Diagnosing Biofilm Infections

Polymicrobial infections are associated with poorer outcomes, but are vastly underestimated by culture methods

Biofilms foster tolerance to both antibiotics and host immune defenses, and multiple factors complicate biofilm chronic joint infection diagnosis and therefore treatment, including:

  • Biofilm growth characteristics

  • Sampling tools and techniques

  • Inherent limitations of culture — such as difficulty growing biofilms, VNBC bacteria, and delayed incubation of specimens

Next-gen DNA sequencing (NGS) can identify the multiple bacteria and fungi that make up a biofilm, which is a first step in addressing this challenge

  1. Microorganisms in free-living planktonic state.

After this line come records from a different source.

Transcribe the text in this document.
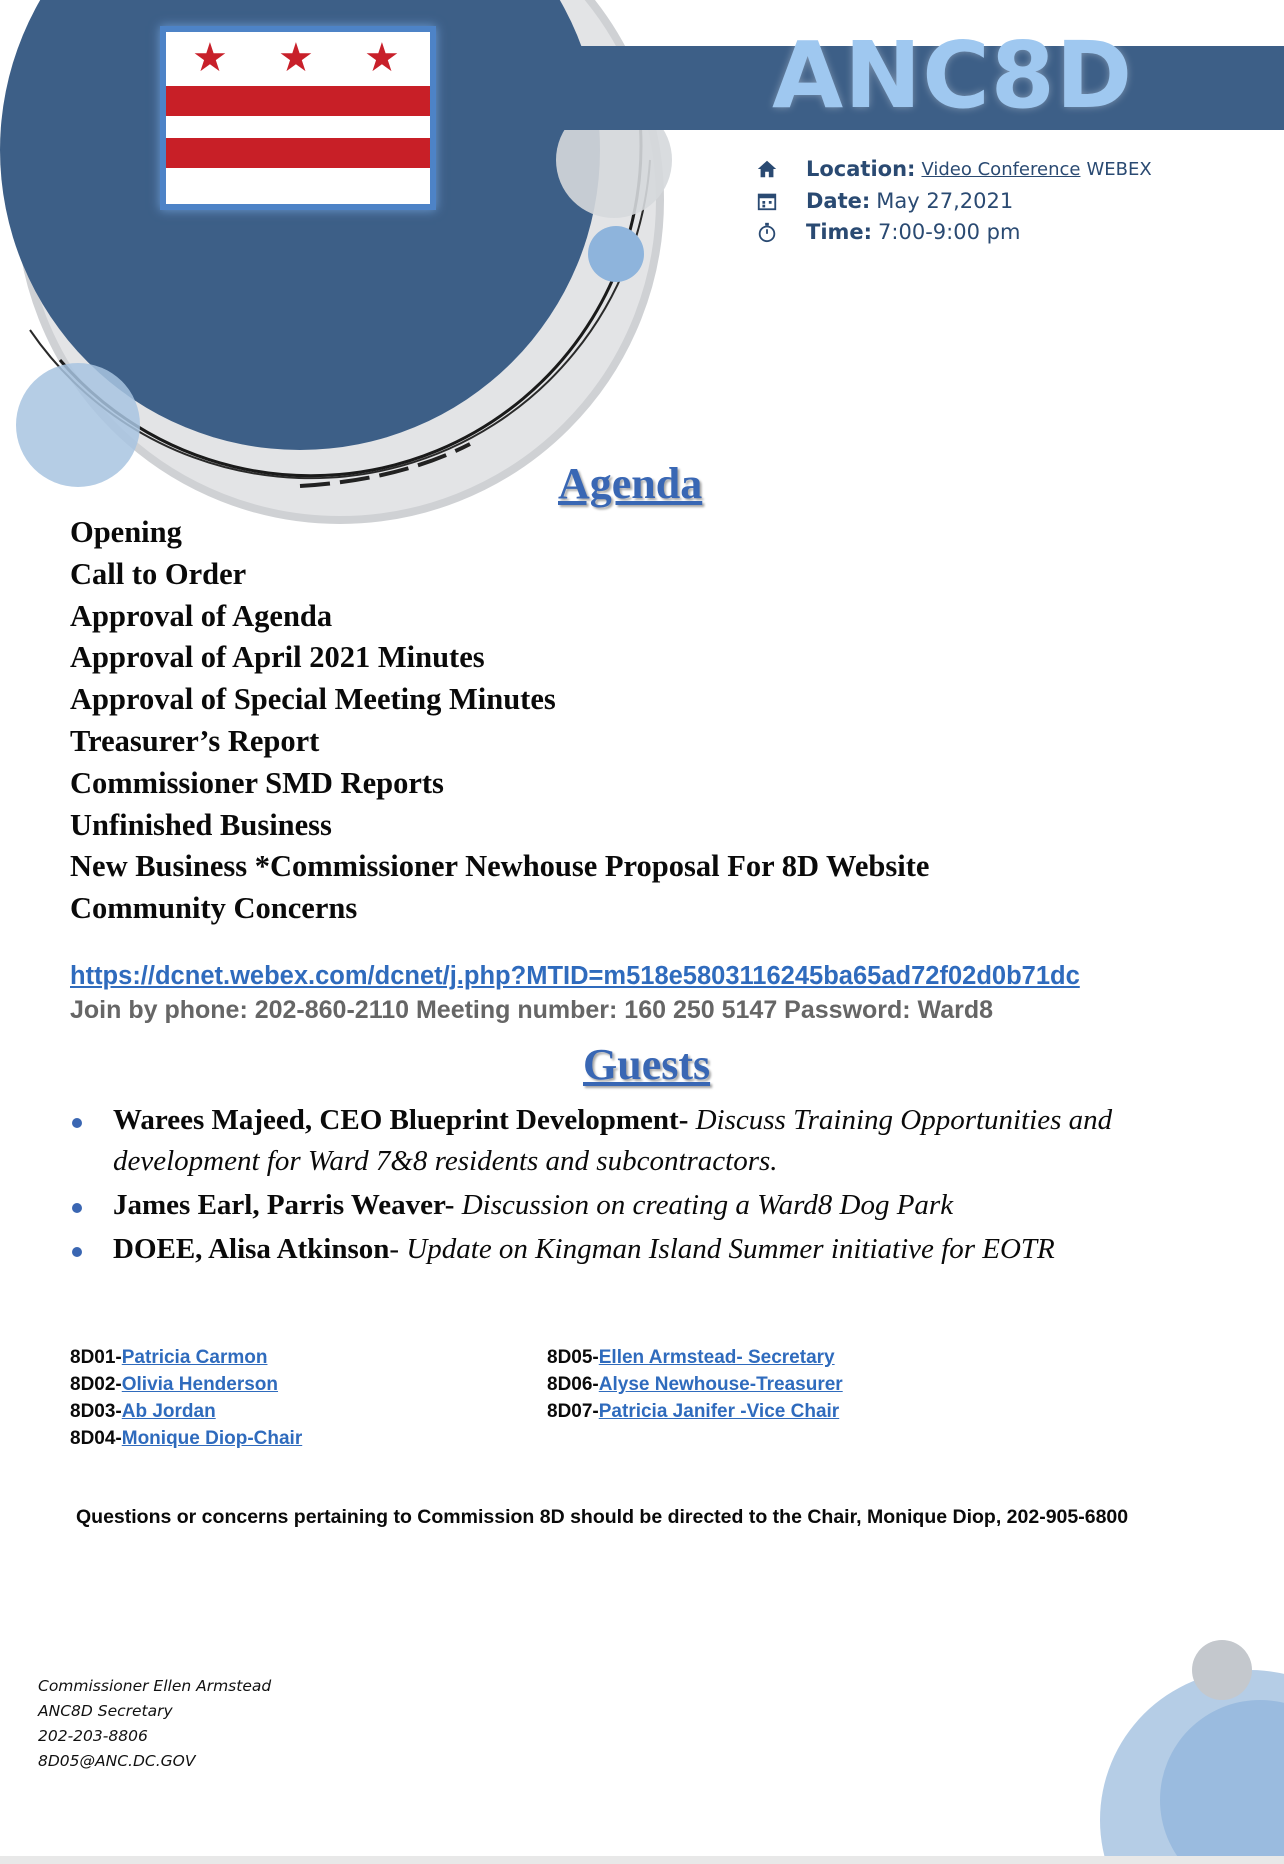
ANC8D
★ ★ ★
Location: Video Conference WEBEX
Date: May 27,2021
Time: 7:00-9:00 pm
Agenda
Opening
Call to Order
Approval of Agenda
Approval of April 2021 Minutes
Approval of Special Meeting Minutes
Treasurer’s Report
Commissioner SMD Reports
Unfinished Business
New Business *Commissioner Newhouse Proposal For 8D Website
Community Concerns
https://dcnet.webex.com/dcnet/j.php?MTID=m518e5803116245ba65ad72f02d0b71dc
Join by phone: 202-860-2110 Meeting number: 160 250 5147 Password: Ward8
Guests
Warees Majeed, CEO Blueprint Development- Discuss Training Opportunities and development for Ward 7&8 residents and subcontractors.
James Earl, Parris Weaver- Discussion on creating a Ward8 Dog Park
DOEE, Alisa Atkinson- Update on Kingman Island Summer initiative for EOTR
8D01-Patricia Carmon
8D02-Olivia Henderson
8D03-Ab Jordan
8D04-Monique Diop-Chair
8D05-Ellen Armstead- Secretary
8D06-Alyse Newhouse-Treasurer
8D07-Patricia Janifer -Vice Chair
Questions or concerns pertaining to Commission 8D should be directed to the Chair, Monique Diop, 202-905-6800
Commissioner Ellen Armstead
ANC8D Secretary
202-203-8806
8D05@ANC.DC.GOV
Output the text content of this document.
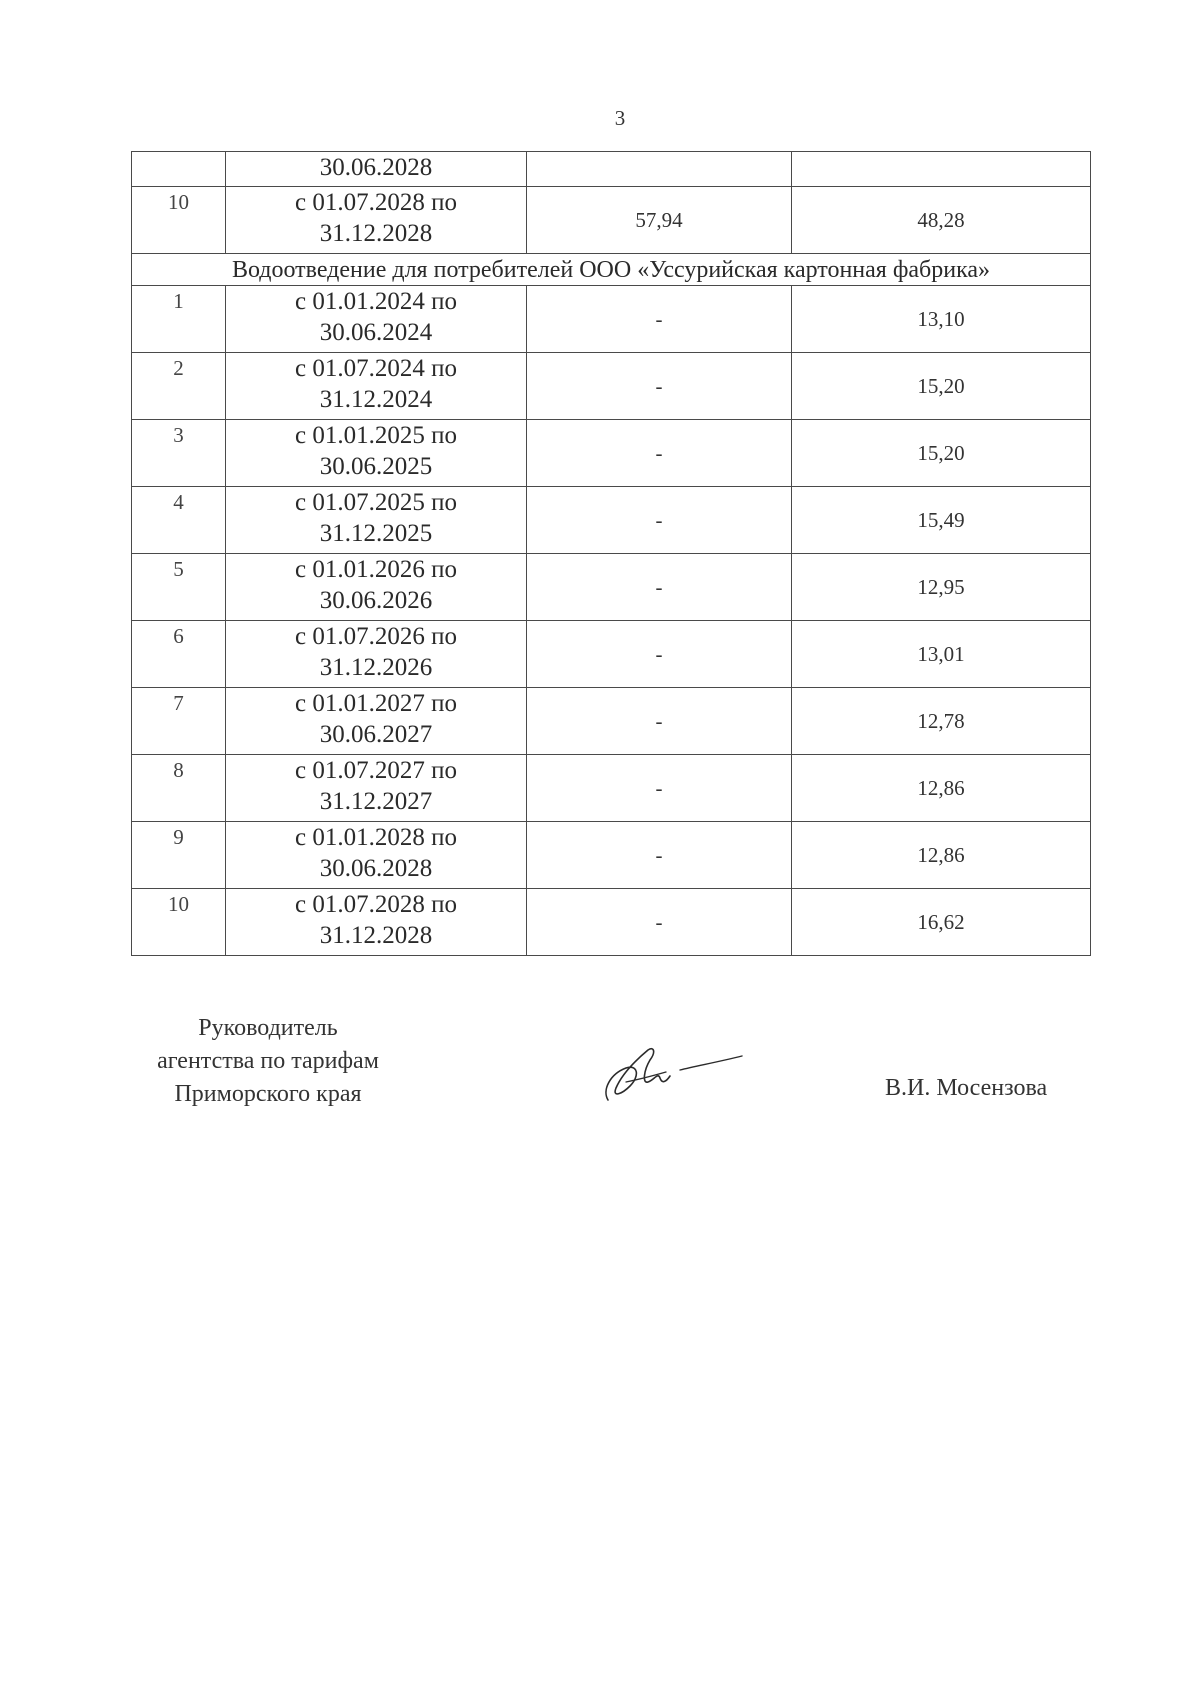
3
	30.06.2028		
10	с 01.07.2028 по
31.12.2028	57,94	48,28
Водоотведение для потребителей ООО «Уссурийская картонная фабрика»			
1	с 01.01.2024 по
30.06.2024	-	13,10
2	с 01.07.2024 по
31.12.2024	-	15,20
3	с 01.01.2025 по
30.06.2025	-	15,20
4	с 01.07.2025 по
31.12.2025	-	15,49
5	с 01.01.2026 по
30.06.2026	-	12,95
6	с 01.07.2026 по
31.12.2026	-	13,01
7	с 01.01.2027 по
30.06.2027	-	12,78
8	с 01.07.2027 по
31.12.2027	-	12,86
9	с 01.01.2028 по
30.06.2028	-	12,86
10	с 01.07.2028 по
31.12.2028	-	16,62
Руководитель
агентства по тарифам
Приморского края	В.И. Мосензова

  2. In seconds – Planktonic cells initiation attachment to each other.

  3. Within 24 hours – Microbes build a protective community with an extracellular matrix (EPS) of polysaccharides, proteins, and glycoproteins. Horizontal gene transfer strengthens antimicrobial resistance for the community.

  4. Within 72 hours – Biofilm matures. Aerobic and anaerobic bacteria occupy spaces with differed O2 levels, and nutrient limitations of the biofilm’s interior induce slow-growth or no-growth states.

  5. Bacteria will continually detach individually – or in clumps that can retain antimicrobial resistance – and establish other biofilm colonies.